6) Мусульманское право – не право в научном смысле этого слова, как творение еврейского народа: Закон, Второзаконие и Левит суть книги Моисея, но не уголовный закон. Нормы права устанавливаются государством и существуют только с ним. Когда-то и православный Номоканон был уголовным кодексом; принесенный греческою церковью, он действовал в качестве государственного, наравне с Русской Правдой, а затем Судебниками Ивана III и Ивана IV до самого Соборного Уложения царя Алексея Михайловича 1649 г. для обширного круга лиц, подсудных церковному суду. Номоканон, в смысле уголовного кодекса, совершенно равнозначащ шариату, и, казалось бы, нет никаких оснований, при всех современных условиях жизни в Туркестанском крае, оставить магометанам шариат вместо Уложения и Устава. Однако же, устраняя шариат и подводя мусульман под действие общего нашего уголовного кодекса, необходимо пополнить наше Уложение и Устав некоторыми из тех преступлений которые у нас не вписаны и которые есть в шариате, иначе мы нарушим то хорошее, что осталось в быту мусульман, воспитанных веками на шариате. Так, например, пьянство. Сенат, по протесту Самаркандского Окружного Суда, решением установил, что Народные Суды не превышают власти, наказывая подведомственных им туземцев за противошариатные преступления, не предусмотренные законом, и потому за пьянство у них садят на 3 месяца в тюрьму.
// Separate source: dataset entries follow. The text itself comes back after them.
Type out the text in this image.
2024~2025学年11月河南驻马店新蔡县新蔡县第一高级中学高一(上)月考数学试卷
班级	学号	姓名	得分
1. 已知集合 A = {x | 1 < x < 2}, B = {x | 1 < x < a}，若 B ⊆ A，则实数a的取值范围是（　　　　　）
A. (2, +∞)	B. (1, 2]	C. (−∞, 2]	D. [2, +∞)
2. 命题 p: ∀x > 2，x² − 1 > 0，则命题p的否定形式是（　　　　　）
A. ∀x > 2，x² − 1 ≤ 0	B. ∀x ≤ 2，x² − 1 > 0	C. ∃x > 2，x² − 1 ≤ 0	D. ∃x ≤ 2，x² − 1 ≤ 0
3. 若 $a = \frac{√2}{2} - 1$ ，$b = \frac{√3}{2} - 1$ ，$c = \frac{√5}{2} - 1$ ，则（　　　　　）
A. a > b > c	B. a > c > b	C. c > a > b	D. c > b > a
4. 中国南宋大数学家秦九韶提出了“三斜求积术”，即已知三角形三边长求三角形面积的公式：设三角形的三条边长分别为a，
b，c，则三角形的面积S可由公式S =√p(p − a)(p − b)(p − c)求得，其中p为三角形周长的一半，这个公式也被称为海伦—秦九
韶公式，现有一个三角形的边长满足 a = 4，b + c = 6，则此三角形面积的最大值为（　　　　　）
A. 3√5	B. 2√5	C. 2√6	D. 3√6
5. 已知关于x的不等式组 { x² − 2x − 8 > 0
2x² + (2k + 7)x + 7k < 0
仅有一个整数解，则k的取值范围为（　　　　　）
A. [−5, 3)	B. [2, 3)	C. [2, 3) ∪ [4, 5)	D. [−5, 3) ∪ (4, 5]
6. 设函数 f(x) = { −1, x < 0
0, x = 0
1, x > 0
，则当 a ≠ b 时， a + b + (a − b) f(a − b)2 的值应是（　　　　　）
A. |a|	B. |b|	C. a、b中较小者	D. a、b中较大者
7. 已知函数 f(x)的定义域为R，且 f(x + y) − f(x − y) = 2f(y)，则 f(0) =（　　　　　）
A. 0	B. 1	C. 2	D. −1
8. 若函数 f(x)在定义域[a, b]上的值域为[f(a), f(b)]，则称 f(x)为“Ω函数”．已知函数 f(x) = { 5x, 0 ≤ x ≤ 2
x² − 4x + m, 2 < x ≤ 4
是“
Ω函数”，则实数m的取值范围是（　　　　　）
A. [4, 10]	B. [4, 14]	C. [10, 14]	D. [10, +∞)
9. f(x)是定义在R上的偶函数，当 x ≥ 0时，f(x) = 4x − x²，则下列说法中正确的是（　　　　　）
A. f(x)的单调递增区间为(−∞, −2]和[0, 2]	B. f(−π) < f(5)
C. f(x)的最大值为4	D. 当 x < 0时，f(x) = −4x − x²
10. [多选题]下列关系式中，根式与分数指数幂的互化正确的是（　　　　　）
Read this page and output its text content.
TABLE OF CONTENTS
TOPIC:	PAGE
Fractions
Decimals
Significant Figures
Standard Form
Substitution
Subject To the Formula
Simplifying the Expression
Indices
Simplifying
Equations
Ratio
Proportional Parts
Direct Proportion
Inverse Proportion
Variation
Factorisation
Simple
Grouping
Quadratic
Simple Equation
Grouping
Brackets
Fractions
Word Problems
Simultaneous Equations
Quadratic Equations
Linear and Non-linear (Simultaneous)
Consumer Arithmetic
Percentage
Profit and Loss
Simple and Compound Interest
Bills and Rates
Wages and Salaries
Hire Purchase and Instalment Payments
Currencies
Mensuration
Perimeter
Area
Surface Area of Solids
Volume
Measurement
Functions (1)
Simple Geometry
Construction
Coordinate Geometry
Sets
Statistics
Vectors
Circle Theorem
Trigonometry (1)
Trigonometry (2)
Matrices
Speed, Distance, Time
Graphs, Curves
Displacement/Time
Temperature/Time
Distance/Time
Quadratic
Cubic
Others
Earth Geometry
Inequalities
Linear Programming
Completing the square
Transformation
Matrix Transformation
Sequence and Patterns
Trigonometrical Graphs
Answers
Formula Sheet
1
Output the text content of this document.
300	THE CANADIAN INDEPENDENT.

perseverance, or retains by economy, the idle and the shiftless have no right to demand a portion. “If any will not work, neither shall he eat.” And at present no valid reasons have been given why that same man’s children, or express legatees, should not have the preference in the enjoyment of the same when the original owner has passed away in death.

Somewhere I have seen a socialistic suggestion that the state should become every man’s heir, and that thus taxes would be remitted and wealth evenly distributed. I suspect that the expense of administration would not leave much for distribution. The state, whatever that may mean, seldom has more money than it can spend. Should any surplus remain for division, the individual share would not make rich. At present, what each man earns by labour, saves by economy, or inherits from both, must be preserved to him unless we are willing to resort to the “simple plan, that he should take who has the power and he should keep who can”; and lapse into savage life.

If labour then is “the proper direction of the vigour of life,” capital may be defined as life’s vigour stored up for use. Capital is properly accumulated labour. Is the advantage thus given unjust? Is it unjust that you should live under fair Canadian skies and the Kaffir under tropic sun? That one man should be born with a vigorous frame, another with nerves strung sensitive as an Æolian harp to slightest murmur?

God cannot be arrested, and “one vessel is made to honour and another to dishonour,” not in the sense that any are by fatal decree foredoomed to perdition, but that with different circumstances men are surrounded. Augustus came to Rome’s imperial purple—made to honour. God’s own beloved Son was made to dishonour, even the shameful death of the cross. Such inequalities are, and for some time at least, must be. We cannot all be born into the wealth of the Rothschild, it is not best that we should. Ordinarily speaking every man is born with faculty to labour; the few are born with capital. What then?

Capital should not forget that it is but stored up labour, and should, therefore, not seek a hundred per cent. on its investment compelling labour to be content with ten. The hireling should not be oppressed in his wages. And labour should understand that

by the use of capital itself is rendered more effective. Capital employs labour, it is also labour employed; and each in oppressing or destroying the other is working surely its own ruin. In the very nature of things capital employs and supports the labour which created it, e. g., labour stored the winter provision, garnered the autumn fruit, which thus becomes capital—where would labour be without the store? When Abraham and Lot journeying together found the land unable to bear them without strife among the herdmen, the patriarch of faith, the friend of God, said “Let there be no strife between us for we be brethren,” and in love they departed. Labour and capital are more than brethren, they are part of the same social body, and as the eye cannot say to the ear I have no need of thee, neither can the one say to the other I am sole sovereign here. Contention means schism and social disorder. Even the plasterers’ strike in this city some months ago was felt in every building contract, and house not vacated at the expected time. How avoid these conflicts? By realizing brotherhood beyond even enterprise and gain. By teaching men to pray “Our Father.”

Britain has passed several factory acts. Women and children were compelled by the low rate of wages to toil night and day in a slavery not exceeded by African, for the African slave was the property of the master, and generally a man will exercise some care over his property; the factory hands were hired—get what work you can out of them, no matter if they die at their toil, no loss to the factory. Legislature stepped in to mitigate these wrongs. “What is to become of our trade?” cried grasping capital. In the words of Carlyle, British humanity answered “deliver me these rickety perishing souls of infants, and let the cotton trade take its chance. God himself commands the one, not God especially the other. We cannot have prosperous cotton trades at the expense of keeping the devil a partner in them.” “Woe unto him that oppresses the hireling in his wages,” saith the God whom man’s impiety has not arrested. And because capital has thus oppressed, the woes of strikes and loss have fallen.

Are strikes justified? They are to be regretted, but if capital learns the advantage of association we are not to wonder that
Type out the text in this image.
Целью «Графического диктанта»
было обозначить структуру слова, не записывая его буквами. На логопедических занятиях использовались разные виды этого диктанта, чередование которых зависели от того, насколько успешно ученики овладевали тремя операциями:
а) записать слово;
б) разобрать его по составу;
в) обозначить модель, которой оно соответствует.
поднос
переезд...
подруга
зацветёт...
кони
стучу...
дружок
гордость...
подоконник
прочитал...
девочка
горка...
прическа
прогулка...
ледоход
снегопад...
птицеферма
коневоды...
7) Устраняя всякие соображения о панисламизме и фанатическом влиянии магометанского духовенства, наличность коих отрицать, однако, нельзя, следует сказать, что, имея весьма совершенное уголовное уложение и устав
О наказаниях, русским нет надобности ставить у кормила правосудия магометанское духовенство в качестве правотворящей силы (судебная практика всегда творит, а не только применяет закон) вместо своих юристов, которые несравненно выше по своему развитию, чем выдающие фетвы и риваяты муфтии, аглямы, их мирзы и выборные народные судьи.